There are also [the phase 3 trials evaluating] PARP inhibition in the first-line mHSPC setting. [These include] AMPLITUDE [(NCT04497844), which evaluated] niraparib [Zejula] plus abiraterone acetate [Zytiga]/prednisone vs abiraterone acetate/prednisone [alone]; and TALAPRO-3 [(NCT04821622), which assessed] talazoparib [Talzenna] plus enzalutamide [Xtandi] vs enzalutamide.

What makes the phase 2 HARMONY study unique relative to these prior trials?

The HARMONY trial is in the mHSPC setting. It is more of an adaptive trial that also allows patient to have a choice [of treatment] based on their prostate-specific antigen [PSA] response.

The trial design is somewhat similar to AMPLITUDE, in that we're also using niraparib plus abiraterone acetate [and prednisone]. [The trial is evaluating] androgen deprivation therapy plus niraparib, but the patients are treated for 24 weeks.

For patients who didn’t have a very good PSA response—where their PSA remains greater than 4 ng/mL but is not progressive—the patients have the choice to continue on the triplet, or drop the niraparib and do a triplet with ADT plus abiraterone plus docetaxel. [It is] somewhat of an escalation in their therapy. For patients who had PSA less than or equal to 4 ng/mL, they will continue on the niraparib triplet for a total of 1 year.

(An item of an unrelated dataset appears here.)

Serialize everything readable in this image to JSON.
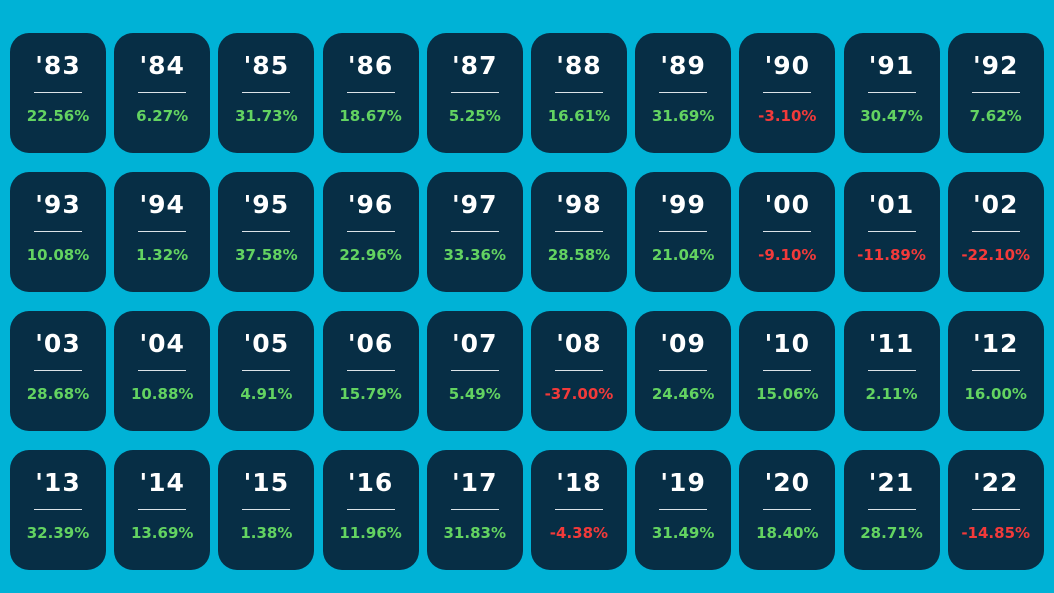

At the 1-year mark, patients again have a choice. If their PSA [decreased] to less than 0.2 ng/mL, they can continue treatment, or they can stop therapy. That is somewhat of a de-escalation [of therapy]. Patients whose PSA level is greater than or equal to 0.2 ng/mL will continue that triplet until progression or unacceptable toxicity, for up to 2 years.

We know that in the landmark phase 3 trials that have led to approval of our current standard-of-care therapies, the enrollment of racial and ethnic minorities is unfortunately very small. The African American patient population usually represents less than 3% to 5% of the enrolled patients; Hispanic/Latino patients usually [represent] less than 10% to 15% [of the total population on clinical trials]. [Therefore, the HARMONY] trial is focused on the enrollment of non-Hispanic, Black patients and Hispanic/Latino patients, so that we can better understand their HRR alterations and their response to therapy, as well as their toxicity.